If you do a joint assessment, there is every opportunity for a comprehensive assessment, and essentially the assessment process will carry on as it has. But when you're looking at a federal-only panel or a federal-only standard environmental assessment, you are looking essentially at the impact on fish, the impact on migratory birds, and the impact on aboriginal communities. By the way, no one has been able to figure out quite yet how you do that last part. It will be very interesting to see how that is done in isolation or without doing a comprehensive assessment.
Those are the things you look at, and everything else is left to the provinces in the expectation that the provinces will do it. I can tell you that in Nova Scotia, the ratio of federal to provincial assessments, historically, has been about 10:1. The federal government does about 10 times as may assessments as the province does. The hope that for every assessment the federal government doesn't do any more, or does by focusing only on those three areas is a false hope.

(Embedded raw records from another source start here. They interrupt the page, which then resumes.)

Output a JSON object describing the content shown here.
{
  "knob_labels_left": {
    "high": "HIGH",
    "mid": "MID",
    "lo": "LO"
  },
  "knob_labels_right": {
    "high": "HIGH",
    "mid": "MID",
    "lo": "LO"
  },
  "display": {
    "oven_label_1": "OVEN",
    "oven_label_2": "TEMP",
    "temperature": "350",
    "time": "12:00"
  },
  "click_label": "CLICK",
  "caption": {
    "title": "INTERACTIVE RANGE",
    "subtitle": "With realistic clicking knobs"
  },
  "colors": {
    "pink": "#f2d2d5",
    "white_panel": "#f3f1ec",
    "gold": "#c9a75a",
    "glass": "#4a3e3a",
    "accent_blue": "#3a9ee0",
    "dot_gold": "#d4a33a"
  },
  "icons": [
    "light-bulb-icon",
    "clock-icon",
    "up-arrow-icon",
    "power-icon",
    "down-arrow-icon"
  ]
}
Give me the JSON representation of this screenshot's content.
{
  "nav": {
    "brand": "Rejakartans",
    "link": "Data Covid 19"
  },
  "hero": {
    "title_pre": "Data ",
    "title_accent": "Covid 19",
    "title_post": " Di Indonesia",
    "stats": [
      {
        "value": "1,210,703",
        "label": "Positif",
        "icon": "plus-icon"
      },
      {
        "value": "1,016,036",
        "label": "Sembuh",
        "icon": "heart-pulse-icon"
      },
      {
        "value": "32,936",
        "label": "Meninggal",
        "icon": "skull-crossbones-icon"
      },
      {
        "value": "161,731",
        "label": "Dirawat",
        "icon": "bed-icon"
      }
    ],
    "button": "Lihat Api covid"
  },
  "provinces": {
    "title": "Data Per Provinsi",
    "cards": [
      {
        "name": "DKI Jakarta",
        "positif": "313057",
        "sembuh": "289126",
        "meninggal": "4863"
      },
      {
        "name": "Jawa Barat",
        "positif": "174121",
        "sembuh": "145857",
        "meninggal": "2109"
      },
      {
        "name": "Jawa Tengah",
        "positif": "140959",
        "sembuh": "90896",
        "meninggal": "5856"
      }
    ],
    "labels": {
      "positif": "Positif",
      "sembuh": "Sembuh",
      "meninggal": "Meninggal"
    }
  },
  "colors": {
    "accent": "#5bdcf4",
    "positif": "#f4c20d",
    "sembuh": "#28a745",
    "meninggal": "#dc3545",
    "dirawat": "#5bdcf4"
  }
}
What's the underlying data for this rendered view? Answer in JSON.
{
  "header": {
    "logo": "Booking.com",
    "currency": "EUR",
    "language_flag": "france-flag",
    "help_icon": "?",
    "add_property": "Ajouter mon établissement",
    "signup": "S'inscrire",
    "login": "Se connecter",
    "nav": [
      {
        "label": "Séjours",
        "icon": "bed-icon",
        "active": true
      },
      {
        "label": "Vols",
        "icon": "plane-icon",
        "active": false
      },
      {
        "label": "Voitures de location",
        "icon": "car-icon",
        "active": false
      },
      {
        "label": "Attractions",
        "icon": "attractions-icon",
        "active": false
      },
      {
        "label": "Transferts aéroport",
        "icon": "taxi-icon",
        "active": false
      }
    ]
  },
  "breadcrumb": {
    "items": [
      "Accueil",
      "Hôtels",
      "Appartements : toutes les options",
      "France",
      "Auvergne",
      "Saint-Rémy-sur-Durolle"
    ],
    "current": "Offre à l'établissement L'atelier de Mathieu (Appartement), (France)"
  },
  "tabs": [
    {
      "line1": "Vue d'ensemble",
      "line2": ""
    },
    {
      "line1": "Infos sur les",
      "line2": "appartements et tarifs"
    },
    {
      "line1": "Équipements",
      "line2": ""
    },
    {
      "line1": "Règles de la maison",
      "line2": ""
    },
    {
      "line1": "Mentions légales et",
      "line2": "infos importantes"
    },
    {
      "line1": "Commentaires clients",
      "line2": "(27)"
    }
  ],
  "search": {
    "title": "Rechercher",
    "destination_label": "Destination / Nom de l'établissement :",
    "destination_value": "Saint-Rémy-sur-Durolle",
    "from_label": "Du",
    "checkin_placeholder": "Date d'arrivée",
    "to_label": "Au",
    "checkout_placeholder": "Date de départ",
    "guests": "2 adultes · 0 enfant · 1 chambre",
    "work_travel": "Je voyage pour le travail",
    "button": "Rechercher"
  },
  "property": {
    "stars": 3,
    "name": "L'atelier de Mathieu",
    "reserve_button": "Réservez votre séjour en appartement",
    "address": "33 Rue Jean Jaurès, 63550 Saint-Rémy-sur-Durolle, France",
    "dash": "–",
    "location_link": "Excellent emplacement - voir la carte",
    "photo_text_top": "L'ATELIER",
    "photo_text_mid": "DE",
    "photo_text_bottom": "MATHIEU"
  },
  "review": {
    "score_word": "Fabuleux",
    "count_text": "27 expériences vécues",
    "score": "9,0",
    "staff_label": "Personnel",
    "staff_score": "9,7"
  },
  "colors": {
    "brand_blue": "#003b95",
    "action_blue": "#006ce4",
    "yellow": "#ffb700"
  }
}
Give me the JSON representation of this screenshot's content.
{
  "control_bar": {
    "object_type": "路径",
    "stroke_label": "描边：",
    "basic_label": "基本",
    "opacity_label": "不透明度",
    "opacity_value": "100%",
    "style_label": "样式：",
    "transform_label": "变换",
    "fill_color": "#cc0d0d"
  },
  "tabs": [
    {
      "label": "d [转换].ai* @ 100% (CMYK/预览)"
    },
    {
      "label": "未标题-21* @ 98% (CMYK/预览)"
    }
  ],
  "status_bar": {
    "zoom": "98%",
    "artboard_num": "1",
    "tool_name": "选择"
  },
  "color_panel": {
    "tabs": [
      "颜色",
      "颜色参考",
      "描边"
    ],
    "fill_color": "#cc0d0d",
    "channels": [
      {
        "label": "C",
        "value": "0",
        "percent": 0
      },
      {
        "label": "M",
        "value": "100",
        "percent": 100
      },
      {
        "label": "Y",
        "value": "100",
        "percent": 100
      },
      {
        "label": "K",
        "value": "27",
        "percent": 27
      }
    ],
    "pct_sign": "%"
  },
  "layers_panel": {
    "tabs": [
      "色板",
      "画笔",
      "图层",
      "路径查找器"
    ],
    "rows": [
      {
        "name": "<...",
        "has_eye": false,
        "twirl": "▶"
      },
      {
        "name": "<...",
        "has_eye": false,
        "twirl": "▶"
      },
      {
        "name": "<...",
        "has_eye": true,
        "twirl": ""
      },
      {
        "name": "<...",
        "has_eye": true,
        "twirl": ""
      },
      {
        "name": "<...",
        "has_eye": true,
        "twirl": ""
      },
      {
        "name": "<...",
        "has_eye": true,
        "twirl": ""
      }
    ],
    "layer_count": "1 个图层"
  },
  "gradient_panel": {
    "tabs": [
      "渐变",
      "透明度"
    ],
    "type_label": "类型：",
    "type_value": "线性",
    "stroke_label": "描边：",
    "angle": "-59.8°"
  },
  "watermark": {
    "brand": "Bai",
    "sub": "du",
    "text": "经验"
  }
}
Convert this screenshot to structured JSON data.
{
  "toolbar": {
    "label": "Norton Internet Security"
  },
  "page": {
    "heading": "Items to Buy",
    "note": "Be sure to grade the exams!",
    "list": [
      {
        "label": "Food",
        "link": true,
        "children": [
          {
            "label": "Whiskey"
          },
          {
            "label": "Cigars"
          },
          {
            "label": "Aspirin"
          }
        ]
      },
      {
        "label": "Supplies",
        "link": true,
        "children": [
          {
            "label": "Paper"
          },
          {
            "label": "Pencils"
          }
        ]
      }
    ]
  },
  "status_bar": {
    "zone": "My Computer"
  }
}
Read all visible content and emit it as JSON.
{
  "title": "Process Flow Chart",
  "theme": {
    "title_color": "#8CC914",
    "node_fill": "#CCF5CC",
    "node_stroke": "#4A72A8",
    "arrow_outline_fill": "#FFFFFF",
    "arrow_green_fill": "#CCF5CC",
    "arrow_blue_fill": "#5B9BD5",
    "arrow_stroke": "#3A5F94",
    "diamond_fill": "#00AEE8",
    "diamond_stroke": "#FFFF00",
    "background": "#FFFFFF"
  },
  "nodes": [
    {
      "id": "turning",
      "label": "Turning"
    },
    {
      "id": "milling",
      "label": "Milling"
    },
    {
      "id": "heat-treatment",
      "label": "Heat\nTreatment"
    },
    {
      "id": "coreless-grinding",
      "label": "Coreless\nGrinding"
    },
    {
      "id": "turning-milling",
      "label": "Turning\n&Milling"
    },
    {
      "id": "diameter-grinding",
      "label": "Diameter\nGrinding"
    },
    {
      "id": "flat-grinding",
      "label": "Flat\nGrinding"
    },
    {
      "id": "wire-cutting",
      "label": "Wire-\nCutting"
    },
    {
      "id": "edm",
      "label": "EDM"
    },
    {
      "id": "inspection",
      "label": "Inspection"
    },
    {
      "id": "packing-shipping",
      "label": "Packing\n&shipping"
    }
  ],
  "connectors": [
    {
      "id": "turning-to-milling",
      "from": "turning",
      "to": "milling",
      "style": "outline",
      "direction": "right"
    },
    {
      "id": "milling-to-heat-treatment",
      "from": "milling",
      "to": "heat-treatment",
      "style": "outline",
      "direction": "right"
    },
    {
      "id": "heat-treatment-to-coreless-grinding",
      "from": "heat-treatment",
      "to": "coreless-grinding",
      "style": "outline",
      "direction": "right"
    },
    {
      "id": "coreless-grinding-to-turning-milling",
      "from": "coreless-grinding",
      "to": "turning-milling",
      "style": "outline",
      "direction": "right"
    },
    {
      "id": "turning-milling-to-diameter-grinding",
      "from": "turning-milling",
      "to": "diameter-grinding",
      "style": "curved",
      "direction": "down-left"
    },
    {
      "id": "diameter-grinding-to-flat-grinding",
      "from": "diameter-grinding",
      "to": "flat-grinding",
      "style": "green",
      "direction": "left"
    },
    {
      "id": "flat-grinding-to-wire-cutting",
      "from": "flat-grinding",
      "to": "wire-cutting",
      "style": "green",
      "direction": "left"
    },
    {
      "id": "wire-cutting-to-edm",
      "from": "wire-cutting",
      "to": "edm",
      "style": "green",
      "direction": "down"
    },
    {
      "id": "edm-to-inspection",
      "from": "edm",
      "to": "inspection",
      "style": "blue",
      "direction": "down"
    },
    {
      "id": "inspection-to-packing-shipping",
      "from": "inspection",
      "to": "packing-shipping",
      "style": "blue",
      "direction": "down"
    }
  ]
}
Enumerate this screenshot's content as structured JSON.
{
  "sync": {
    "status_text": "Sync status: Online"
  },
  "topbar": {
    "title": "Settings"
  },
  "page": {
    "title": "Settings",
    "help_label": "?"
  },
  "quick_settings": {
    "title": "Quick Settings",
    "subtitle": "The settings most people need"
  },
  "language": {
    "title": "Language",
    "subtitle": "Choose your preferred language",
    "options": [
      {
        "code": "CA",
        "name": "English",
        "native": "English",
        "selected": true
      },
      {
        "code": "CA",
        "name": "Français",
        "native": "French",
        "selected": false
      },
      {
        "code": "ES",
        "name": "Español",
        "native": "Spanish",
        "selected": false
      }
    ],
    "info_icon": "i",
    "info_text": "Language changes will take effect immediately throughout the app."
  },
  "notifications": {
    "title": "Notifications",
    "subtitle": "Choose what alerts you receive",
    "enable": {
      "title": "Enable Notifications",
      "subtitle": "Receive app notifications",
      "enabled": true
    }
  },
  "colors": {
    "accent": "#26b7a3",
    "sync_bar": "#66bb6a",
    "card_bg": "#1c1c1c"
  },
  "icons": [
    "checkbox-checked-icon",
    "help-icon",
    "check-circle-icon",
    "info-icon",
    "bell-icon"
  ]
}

No, for anything other than a joint review panel, I don't think there will be a basis for sound decision-making, because if you want to make good decisions about projects, you need to know more than whether there are significant impacts on fish, on migratory birds, and on aboriginal communities. You want to know what the overall impacts are. You also want to know what the benefits are and what the uncertainties are so you can make a decision, at the end of the day, about whether this is a good project, and as a result of that, about whether the environmental impacts are warranted.
We know that projects can't go ahead without having an environmental impact. What we want to know, as a result of the environmental assessment process, is whether, overall, this is a good project and whether the environmental impacts are warranted in light of all the effects and all the benefits and all the uncertainties.